There are $k$ packages, each with $m$ items. One of the $k \cdot m$ items is a defect. To find the defect, $n$ items are randomly selected from each package. I wish to determine the probabilities that (a) the defect is in the first package ($B_1$), given that it is not found in the first package ($F_1^c$), and (b) the defect is in the second package ($B_2$), given that it is not found in the first package ($F_1^c$).

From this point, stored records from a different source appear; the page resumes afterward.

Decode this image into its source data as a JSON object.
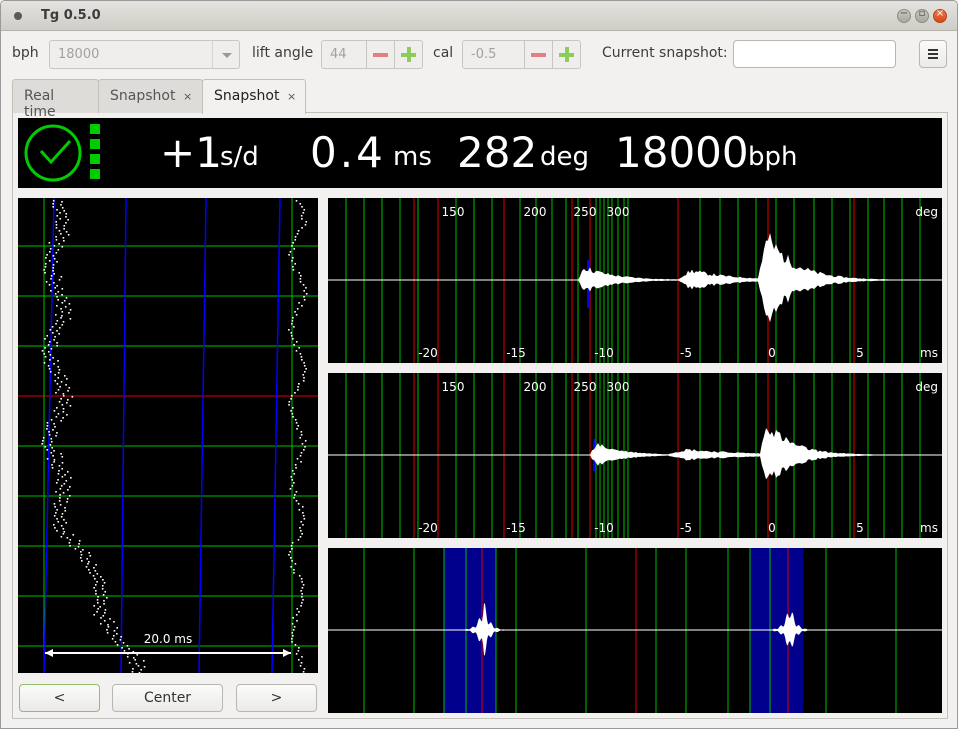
{
  "window": {
    "title": "Tg 0.5.0"
  },
  "toolbar": {
    "bph_label": "bph",
    "bph_value": "18000",
    "lift_angle_label": "lift angle",
    "lift_angle_value": "44",
    "cal_label": "cal",
    "cal_value": "-0.5",
    "current_snapshot_label": "Current snapshot:",
    "current_snapshot_value": ""
  },
  "tabs": [
    {
      "label": "Real time",
      "closable": false,
      "active": false
    },
    {
      "label": "Snapshot",
      "closable": true,
      "active": false
    },
    {
      "label": "Snapshot",
      "closable": true,
      "active": true
    }
  ],
  "tab_close_glyph": "×",
  "status": {
    "rate_value": "+1",
    "rate_unit": "s/d",
    "beat_error_value": "0.4",
    "beat_error_unit": "ms",
    "amplitude_value": "282",
    "amplitude_unit": "deg",
    "bph_value": "18000",
    "bph_unit": "bph",
    "icon": "clock-check-icon",
    "signal_bars": 4,
    "accent": "#00cc00"
  },
  "paperstrip": {
    "scale_label": "20.0 ms"
  },
  "waveform_top": {
    "deg_ticks": [
      "150",
      "200",
      "250",
      "300"
    ],
    "deg_unit": "deg",
    "ms_ticks": [
      "-20",
      "-15",
      "-10",
      "-5",
      "0",
      "5"
    ],
    "ms_unit": "ms"
  },
  "waveform_mid": {
    "deg_ticks": [
      "150",
      "200",
      "250",
      "300"
    ],
    "deg_unit": "deg",
    "ms_ticks": [
      "-20",
      "-15",
      "-10",
      "-5",
      "0",
      "5"
    ],
    "ms_unit": "ms"
  },
  "nav": {
    "prev": "<",
    "center": "Center",
    "next": ">"
  },
  "colors": {
    "grid_green": "#00c000",
    "grid_red": "#e00000",
    "trace_blue": "#0000ff",
    "highlight_blue": "#00008c"
  }
}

To do so, I have determined the following:
(a) Intuitively, $P(B_1) = 1/k$ (because each box has an equal probability of containing the defect), $P(F_1|B_1) = n/m$ (because we're sampling $n$ out of $m$ items) and $P(F_1) = n/(mk)$ (from the law of total probability). Thus, Bayes' Rule leads to \begin{align} P(B_1|F_1^c) = \frac{P(F_1^c|B_1)P(B_1)}{P(F_1^c)} = \frac{(1-n/m)(1/k)}{1-n/mk}. \end{align} (b) Intuitively, $P(B_2) = 1/k$ and $P(F_1^c|B_2) = 1$, because, if the object is located in package 2, then it will not be found in package 1. Again, Bayes' Rule leads to, \begin{align} P(B_2|F_1^c) = \frac{P(F_2^c|B_1)P(B_2)}{P(F_1^c)} = \frac{1/k}{1-n/mk}, \end{align} both of which final expressions can be simplified a little. Is this reasoning to determine the conditional probabilities correct?